More Like This: Machine Learning Approaches to Music Similarity<-- Return to the list
Start Time: 11:00am
End Time: 12:00pm
Speaker: Dr. Brian McFee , Postdoctoral Research Scholar
From: LabROSA / Center for Jazz Studies, Columbia University
Location: 414 CEPSR
Hosted by: EESIP Seminar Series
Abstract: The rise of digital music distribution has provided users with unprecedented access to vast song catalogs. In order to help users cope with large collections, music information retrieval systems have been developed to automatically analyze, index, and recommend music based on a user’s preferences or search criteria. This talk covers machine learning approaches to content-based, query-by-example search, and investigates applications in music information retrieval. The proposed methods automatically infer and optimize content-based similarity, fuse heterogeneous feature modalities, efficiently index and search under the optimized distance metric, and finally, generate sequential playlists for a specified context or style. Robust evaluation procedures are proposed to counteract issues of subjectivity and lack of explicit ground truth in music similarity and playlist generation.

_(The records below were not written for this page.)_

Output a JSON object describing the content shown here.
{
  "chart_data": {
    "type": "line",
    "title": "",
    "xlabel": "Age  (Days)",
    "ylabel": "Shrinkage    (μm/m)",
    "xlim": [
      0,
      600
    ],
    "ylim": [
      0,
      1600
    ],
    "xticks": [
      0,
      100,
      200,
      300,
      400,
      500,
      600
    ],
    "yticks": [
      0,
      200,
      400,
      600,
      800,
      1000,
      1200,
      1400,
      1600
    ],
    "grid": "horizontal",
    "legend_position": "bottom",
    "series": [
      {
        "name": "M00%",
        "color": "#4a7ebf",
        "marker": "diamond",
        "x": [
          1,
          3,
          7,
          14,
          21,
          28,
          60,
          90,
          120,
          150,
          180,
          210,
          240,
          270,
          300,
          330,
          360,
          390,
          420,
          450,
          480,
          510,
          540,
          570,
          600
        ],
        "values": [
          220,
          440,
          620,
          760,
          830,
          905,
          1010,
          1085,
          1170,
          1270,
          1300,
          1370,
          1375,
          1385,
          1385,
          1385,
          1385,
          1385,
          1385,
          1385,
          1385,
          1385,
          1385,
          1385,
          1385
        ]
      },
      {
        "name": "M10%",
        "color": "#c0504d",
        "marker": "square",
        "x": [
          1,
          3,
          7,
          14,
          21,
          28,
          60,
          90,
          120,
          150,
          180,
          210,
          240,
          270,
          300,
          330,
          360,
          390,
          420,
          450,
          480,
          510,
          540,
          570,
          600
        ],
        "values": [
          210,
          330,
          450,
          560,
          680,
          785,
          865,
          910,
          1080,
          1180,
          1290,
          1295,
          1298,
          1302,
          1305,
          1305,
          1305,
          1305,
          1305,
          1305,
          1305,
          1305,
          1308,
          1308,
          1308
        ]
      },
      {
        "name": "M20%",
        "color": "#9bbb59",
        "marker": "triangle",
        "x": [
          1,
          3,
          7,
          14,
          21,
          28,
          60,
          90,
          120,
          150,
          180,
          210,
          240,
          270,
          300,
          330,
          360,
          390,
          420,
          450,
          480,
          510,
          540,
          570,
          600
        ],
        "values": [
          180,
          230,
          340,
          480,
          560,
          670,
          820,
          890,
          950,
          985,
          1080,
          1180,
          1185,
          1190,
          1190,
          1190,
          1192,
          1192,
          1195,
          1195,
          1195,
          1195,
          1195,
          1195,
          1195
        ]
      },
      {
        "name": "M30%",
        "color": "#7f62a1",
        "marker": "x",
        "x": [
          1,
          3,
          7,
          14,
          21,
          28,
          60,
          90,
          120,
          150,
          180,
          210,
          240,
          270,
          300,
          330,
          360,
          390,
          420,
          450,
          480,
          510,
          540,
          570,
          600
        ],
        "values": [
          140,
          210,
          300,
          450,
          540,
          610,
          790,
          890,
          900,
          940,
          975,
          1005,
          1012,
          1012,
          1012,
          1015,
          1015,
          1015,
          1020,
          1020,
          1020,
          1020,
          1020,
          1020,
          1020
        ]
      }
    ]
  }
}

Speaker Bio: Brian McFee received the B.S. degree in Computer Science from the University of California, Santa Cruz in 2003, and the M.S. and Ph.D. degrees in Computer Science and Engineering from the University of California, San Diego in 2008 and 2012. He is currently a postdoctoral research scholar in the Center for Jazz Studies at Columbia University. His research focuses on applications of machine learning to music information retrieval and recommendation. In 2010, he was a recipient of the Qualcomm Innovation Fellowship.